Section de recherches 1. Le loup de Nancy

E n 2020, aux environs de Nancy, un chasseur découvre le cadavre d’une jeune femme à l’arrière d’un véhicule de gendarmerie. Sur place, le major Guilhem Marck est doublement glacé d’effroi. La mise en scène méthodique qui entoure la dépouille est à la fois propre et glauque. Mais surtout, elle renvoie à une vieille enquête, dont le dénouement supposé remonte à 2009. En trois ans, le Loup de Nancy avait fait neuf victimes. Retour improbable onze ans plus tard ou imitateur sordide ? La plupart des détails correspondent. Alors Marck appelle Ruben Reissinger, le collègue avec lequel il avait traqué le psychopathe. L'homme investigue à Trouville-sur-Mer sur le crash d’un Mirage et il ne croit pas à un retour. Il en est certain, il a abattu l’assassin en décembre 2009. Trois balles l’ont touché au torse et à la gorge, puis il est tombé dans la Moselle. Néanmoins, Reissinger fait lui-même des constatations, échange avec Marck. Il ne veut pas admettre que le Loup soit toujours en vie, qu’il ne soit pas mort et qu’il revienne après tout ce temps. Seulement, les faits parlent d’eux-mêmes et Reissinger doit se résoudre. À cette certitude ébranlée, sur laquelle il a construit sa carrière, s’ajoute le désarroi d’une promesse qui n’est finalement pas tenue. Clara Neuville a été sauvée des griffes du Loup. Elle s’est reconstruite sur l’assurance qu’elle était désormais hors de danger. Il n’en est rien. Comment le lui annoncer ? Ruben a maintenant des comptes à régler avec lui-même.
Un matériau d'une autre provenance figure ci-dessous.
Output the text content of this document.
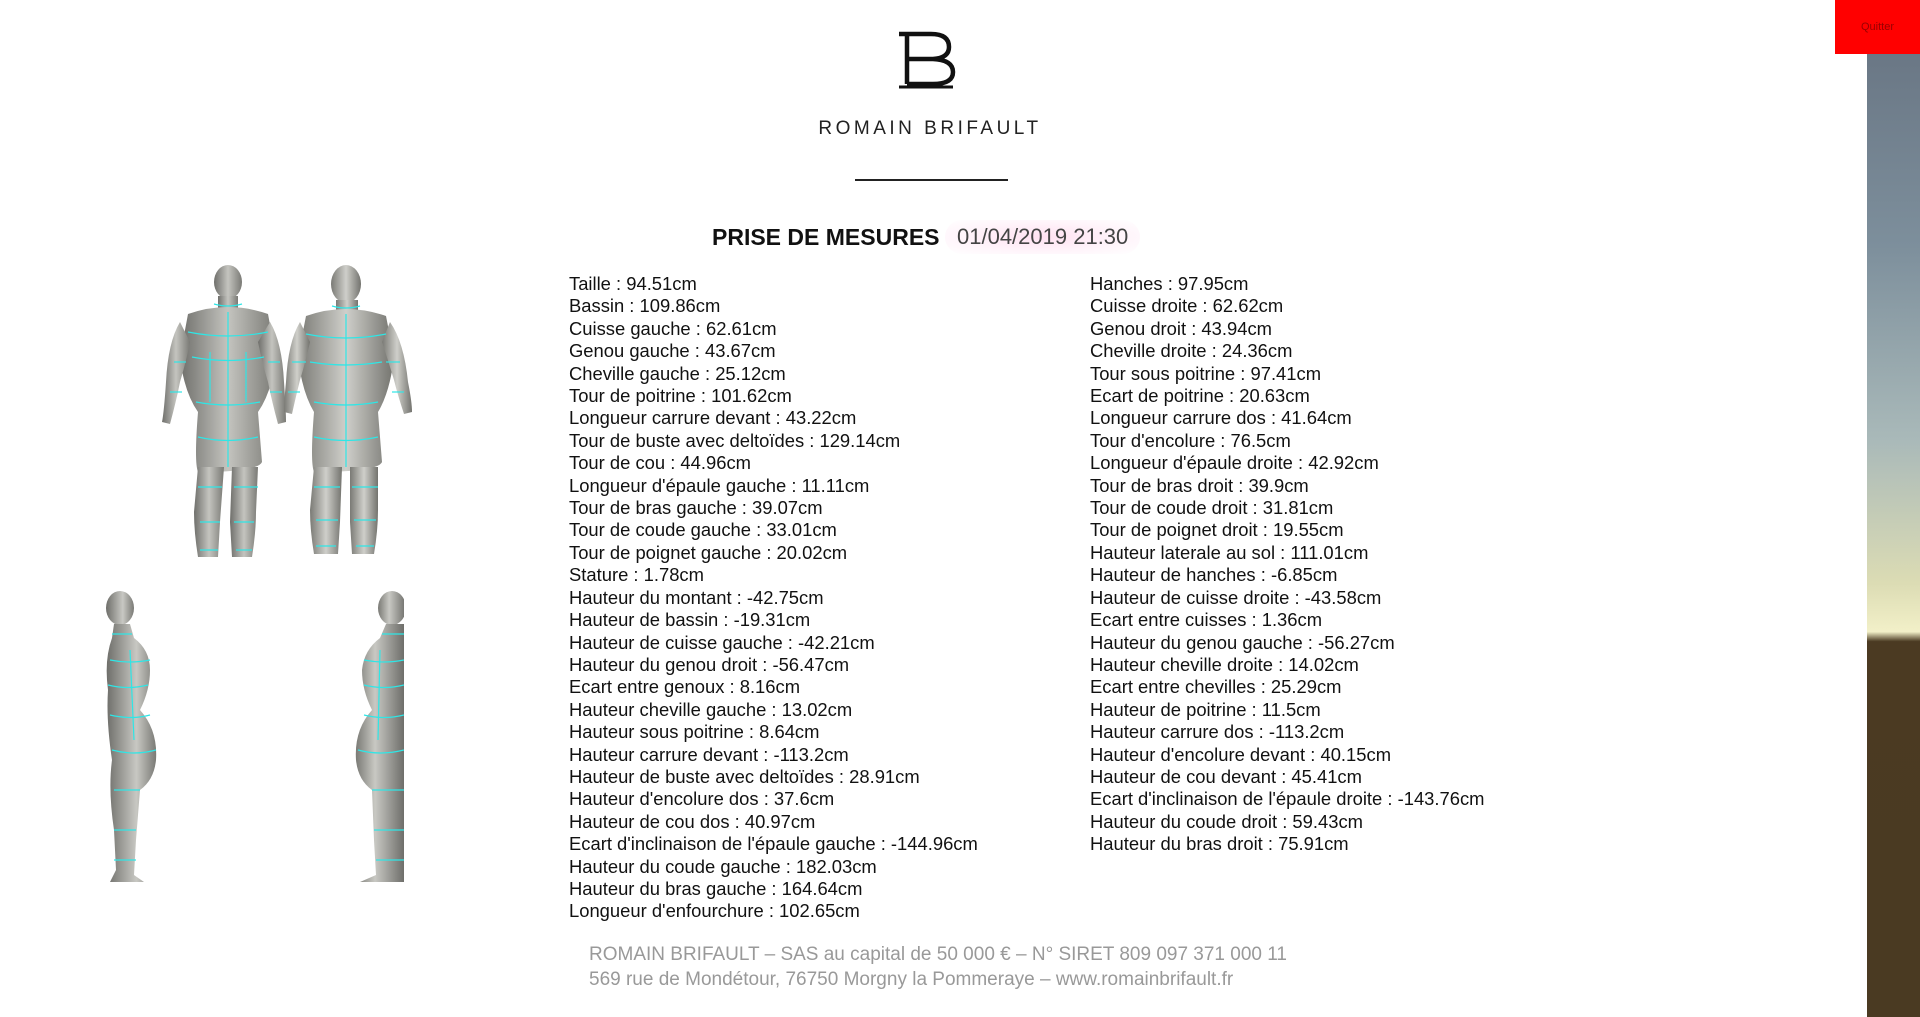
ROMAIN BRIFAULT
PRISE DE MESURES 01/04/2019 21:30
Taille : 94.51cm
Bassin : 109.86cm
Cuisse gauche : 62.61cm
Genou gauche : 43.67cm
Cheville gauche : 25.12cm
Tour de poitrine : 101.62cm
Longueur carrure devant : 43.22cm
Tour de buste avec deltoïdes : 129.14cm
Tour de cou : 44.96cm
Longueur d'épaule gauche : 11.11cm
Tour de bras gauche : 39.07cm
Tour de coude gauche : 33.01cm
Tour de poignet gauche : 20.02cm
Stature : 1.78cm
Hauteur du montant : -42.75cm
Hauteur de bassin : -19.31cm
Hauteur de cuisse gauche : -42.21cm
Hauteur du genou droit : -56.47cm
Ecart entre genoux : 8.16cm
Hauteur cheville gauche : 13.02cm
Hauteur sous poitrine : 8.64cm
Hauteur carrure devant : -113.2cm
Hauteur de buste avec deltoïdes : 28.91cm
Hauteur d'encolure dos : 37.6cm
Hauteur de cou dos : 40.97cm
Ecart d'inclinaison de l'épaule gauche : -144.96cm
Hauteur du coude gauche : 182.03cm
Hauteur du bras gauche : 164.64cm
Longueur d'enfourchure : 102.65cm
Hanches : 97.95cm
Cuisse droite : 62.62cm
Genou droit : 43.94cm
Cheville droite : 24.36cm
Tour sous poitrine : 97.41cm
Ecart de poitrine : 20.63cm
Longueur carrure dos : 41.64cm
Tour d'encolure : 76.5cm
Longueur d'épaule droite : 42.92cm
Tour de bras droit : 39.9cm
Tour de coude droit : 31.81cm
Tour de poignet droit : 19.55cm
Hauteur laterale au sol : 111.01cm
Hauteur de hanches : -6.85cm
Hauteur de cuisse droite : -43.58cm
Ecart entre cuisses : 1.36cm
Hauteur du genou gauche : -56.27cm
Hauteur cheville droite : 14.02cm
Ecart entre chevilles : 25.29cm
Hauteur de poitrine : 11.5cm
Hauteur carrure dos : -113.2cm
Hauteur d'encolure devant : 40.15cm
Hauteur de cou devant : 45.41cm
Ecart d'inclinaison de l'épaule droite : -143.76cm
Hauteur du coude droit : 59.43cm
Hauteur du bras droit : 75.91cm
ROMAIN BRIFAULT – SAS au capital de 50 000 € – N° SIRET 809 097 371 000 11
569 rue de Mondétour, 76750 Morgny la Pommeraye – www.romainbrifault.fr
Quitter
Section de recherche se présente comme un diptyque. Il a pour cadre la gendarmerie de l’air, dont les missions sont peu connues du grand public. Elles justifient ainsi la parution du Loup de Nancy chez Zéphyr, département de Dupuis, spécialisé dans les aventures aériennes. Le scénario est signé Emmanuel Herzet (Alpha, Les Prométhéens) ; c’est Gerardo Balsa (U.47, L’Ombre du condor) qui réalise la mise en images. L’intrigue et le contexte s’inscrivent dans une veine de polars qui est fleurissante sur le petit écran actuellement : les protagonistes sont des gendarmes, l’environnement est rural, des liens extra-professionnels unissent les principaux personnages. D’autres motifs sont plus classiques : le serial killer, une part d’ombre hantant le héros, une démarche scientifique de déduction. Malgré ces éléments pas toujours originaux, le récit fonctionne bien. L’écriture avance efficacement entre le présent, le passé, les recherches proprement dites et l’exposition de la psychologie des enquêteurs. Les dialogues sont bien menés ; un humour dosé y est bienvenu. La technique du cliffhanger est maîtrisée et accroche le lecteur.

Le bémol qui peut être exprimé concerne le graphisme. Le dessin, visiblement numérique, offre des personnages réalisés sans défaut et des décors ou paysages irréprochables. Le problème est l’inscription de l’individu sur l’arrière-plan. La superposition choque l’œil, donnant l’impression que les éléments ne sont pas dans la même texture. Le décor devient artificiel, comme dans ces films des années quarante, lorsque le réalisateur voulait donner l’impression de déplacement ou de paysages grandioses, dans l’étroitesse d’un studio. Ce défaut mis à part, Le Loup de Nancy se lit avec plaisir. Il ne révolutionnera pas la bande dessinée. Ça tombe bien, ça n’est pas son ambition.